Dakarmidi – 1999, Paris se réveille avec une drôle d’exposition. Les promeneurs sont alors saisis par ces sculptures géantes d’hommes mimant des scènes de guerre. Sur le pont des Arts, le sculpteur sénégalais Ousmane Sow expose Little Big Horn, l’histoire oubliée de la défaite du général Custer face à Sitting Bull et aux peuples amérindiens. Réalisée entre 1994 et 1999, elle comprend vingt-trois personnages et huit chevaux représentant des scènes de bataille avec des tribus africaines et amérindiennes : Masaï, Peul, Zoulou et Nouba.

« Le pont des Arts est un événement qui est resté dans les mémoires, dans tous les pays : les gens m’en parlent comme si c’était hier, en se trompant de date ou de pont de Paris, mais ils ont encore les yeux qui brillent », se plaisait-il à raconter. Ainsi était née la sculpture narrative. Un pari osé pour un artiste inconnu jusqu’à ses 50 ans. Mais, voilà, ce n’était pas le but. Le propos d’Ousmane Sow : « Ceux qui se soumettent sans rien tenter ne m’intéressent pas : j’aime souligner que les petits ont une chance contre l’asservissement. »

Un artiste qui a eu tout de suite la cote

Quelques années auparavant, il s’était déjà fait un nom dans son pays natal, le Sénégal. Un ami avait convaincu le Centre culturel français de Dakar de regarder de plus près les sculptures de Sow et celui-ci lui avait consacré une exposition en 1987. Un succès et le début d’une carrière fulgurante pour cet homme libre, qui, toute sa vie, a créé des ponts entre l’Afrique et l’Occident. Et aussi un « saut dans l’inconnu », qu’il représenta sur son épée lorsqu’il devint en 2013 le premier Africain à rejoindre l’Académie des Beaux-arts en tant que membre associé étranger. La série des Nouba, inspirée par les photos de Leni Riefenstahl, est présentée à la Documenta de Kassel en 1992, marquant l’entrée d’Ousmane Sow dans la cour des grands artistes contemporains.
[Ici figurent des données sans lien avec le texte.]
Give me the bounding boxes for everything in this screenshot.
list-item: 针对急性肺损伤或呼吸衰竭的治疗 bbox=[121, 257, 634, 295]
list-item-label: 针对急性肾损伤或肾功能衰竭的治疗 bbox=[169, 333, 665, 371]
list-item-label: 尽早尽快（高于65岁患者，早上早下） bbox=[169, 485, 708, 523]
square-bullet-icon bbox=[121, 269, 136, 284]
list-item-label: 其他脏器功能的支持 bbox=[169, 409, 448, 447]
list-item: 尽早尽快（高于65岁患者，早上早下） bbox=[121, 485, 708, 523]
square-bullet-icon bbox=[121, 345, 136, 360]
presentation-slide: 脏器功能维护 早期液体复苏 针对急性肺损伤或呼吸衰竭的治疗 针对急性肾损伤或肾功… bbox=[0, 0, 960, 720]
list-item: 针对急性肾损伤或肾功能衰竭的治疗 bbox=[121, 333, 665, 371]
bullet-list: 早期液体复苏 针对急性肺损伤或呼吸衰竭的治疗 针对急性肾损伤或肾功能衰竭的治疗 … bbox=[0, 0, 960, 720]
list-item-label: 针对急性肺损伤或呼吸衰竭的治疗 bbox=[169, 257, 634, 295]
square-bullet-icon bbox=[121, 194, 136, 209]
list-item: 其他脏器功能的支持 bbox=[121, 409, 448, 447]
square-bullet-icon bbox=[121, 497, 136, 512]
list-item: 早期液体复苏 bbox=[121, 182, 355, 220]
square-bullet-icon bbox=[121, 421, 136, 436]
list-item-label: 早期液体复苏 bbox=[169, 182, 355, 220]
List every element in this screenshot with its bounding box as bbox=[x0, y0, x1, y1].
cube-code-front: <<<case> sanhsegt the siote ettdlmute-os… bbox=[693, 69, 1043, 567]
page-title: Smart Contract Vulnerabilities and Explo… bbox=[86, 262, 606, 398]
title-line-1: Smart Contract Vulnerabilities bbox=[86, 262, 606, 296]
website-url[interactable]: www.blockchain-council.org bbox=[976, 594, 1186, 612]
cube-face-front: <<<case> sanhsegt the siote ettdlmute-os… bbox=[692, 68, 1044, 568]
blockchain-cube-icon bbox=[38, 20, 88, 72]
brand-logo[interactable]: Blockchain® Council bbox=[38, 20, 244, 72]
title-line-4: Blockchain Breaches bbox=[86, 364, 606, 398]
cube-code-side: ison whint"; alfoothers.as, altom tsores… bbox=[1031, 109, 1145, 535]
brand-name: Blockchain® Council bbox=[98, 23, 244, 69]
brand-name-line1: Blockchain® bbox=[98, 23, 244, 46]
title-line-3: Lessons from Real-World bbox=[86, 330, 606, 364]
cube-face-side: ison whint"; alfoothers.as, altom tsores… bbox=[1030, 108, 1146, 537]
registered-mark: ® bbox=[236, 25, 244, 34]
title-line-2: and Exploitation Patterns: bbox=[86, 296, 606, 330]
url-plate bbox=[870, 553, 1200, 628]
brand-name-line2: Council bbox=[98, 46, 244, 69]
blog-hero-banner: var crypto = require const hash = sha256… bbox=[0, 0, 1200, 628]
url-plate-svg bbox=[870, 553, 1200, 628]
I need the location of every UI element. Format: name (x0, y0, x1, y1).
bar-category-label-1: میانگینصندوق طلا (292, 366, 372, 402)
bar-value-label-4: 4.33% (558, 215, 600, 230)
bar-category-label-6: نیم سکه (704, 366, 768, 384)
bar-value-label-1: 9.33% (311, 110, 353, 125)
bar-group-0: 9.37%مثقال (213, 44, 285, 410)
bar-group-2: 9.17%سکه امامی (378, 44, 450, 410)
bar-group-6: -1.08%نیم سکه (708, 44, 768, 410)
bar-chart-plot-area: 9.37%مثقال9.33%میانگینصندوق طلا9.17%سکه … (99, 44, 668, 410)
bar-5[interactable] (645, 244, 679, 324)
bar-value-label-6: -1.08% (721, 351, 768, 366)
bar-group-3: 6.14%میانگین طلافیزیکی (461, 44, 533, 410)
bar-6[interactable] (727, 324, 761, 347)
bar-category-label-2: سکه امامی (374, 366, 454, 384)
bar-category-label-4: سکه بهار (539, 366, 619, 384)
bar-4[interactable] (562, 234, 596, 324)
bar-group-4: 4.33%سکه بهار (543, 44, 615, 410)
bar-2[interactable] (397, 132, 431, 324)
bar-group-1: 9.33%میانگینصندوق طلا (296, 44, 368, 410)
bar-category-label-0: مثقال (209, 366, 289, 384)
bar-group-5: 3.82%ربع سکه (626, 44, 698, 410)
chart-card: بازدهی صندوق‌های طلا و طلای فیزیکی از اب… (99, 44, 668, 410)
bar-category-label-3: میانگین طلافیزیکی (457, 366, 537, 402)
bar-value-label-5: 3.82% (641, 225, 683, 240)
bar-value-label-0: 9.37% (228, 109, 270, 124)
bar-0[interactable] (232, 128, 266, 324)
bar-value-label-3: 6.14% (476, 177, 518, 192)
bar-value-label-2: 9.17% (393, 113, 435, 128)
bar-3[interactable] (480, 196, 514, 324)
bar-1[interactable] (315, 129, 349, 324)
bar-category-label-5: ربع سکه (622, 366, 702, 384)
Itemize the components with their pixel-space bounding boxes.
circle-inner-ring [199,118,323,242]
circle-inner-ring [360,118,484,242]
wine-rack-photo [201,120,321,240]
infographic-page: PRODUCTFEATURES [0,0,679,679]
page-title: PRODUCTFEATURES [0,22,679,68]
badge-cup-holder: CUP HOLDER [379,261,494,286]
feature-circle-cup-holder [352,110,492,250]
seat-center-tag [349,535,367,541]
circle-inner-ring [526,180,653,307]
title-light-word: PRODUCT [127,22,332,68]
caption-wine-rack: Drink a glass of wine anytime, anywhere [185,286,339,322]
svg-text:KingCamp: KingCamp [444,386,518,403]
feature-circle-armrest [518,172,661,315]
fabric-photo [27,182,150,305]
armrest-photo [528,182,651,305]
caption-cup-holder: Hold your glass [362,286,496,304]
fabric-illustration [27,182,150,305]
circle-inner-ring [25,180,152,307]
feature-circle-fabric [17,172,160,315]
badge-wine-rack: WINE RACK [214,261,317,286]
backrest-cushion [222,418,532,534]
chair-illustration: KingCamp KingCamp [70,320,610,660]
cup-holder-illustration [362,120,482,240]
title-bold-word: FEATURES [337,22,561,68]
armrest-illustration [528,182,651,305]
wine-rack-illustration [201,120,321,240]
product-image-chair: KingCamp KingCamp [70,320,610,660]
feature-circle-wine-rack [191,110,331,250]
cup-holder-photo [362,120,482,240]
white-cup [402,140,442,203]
Le sculpteur des « Grands hommes »

Trois ans plus tard, il expose au Palazzo Grassi, à l’occasion du centenaire de la Biennale de Venise. Il poursuit son exploration des peuples africains avec Les Masaï, Les Zoulous, puis Les Peuls, avant de s’intéresser aux Indiens d’Amérique à travers la mythique bataille de Little Big Horn. Ses sculptures monumentales aux tons brun-ocre, cet homme massif les crée à partir d’une mixture dont il détient seul le secret, macérée pendant plusieurs années et appliquée sur des ossatures de fer, de paille et de jute. Toujours sans modèle. « La kiné m’a libéré du corps parfait. Je peux me bander les yeux et faire un corps humain de la tête aux pieds », confiait le sculpteur, qui réalisait aussi des bronzes de ses œuvres. Ousmane Sow a aussi exploré la sculpture de grandes figures ayant marqué sa vie, Victor Hugo, de Gaulle, Mandela.

Décédé jeudi 1er décembre 2016, le sculpteur Ousmane Sow était « un géant » et « un monument » qui a fait honneur à toute l’Afrique. Connu pour ses sculptures monumentales de guerriers qui ont fait le tour du monde, Sow lui-même était un homme XXL, mesurant 1 m 93. Né le 10 octobre 1935 à Dakar, il n’est devenu artiste qu’à l’âge de 50 ans, après avoir exercé comme kinésithérapeute en banlieue parisienne et au Sénégal.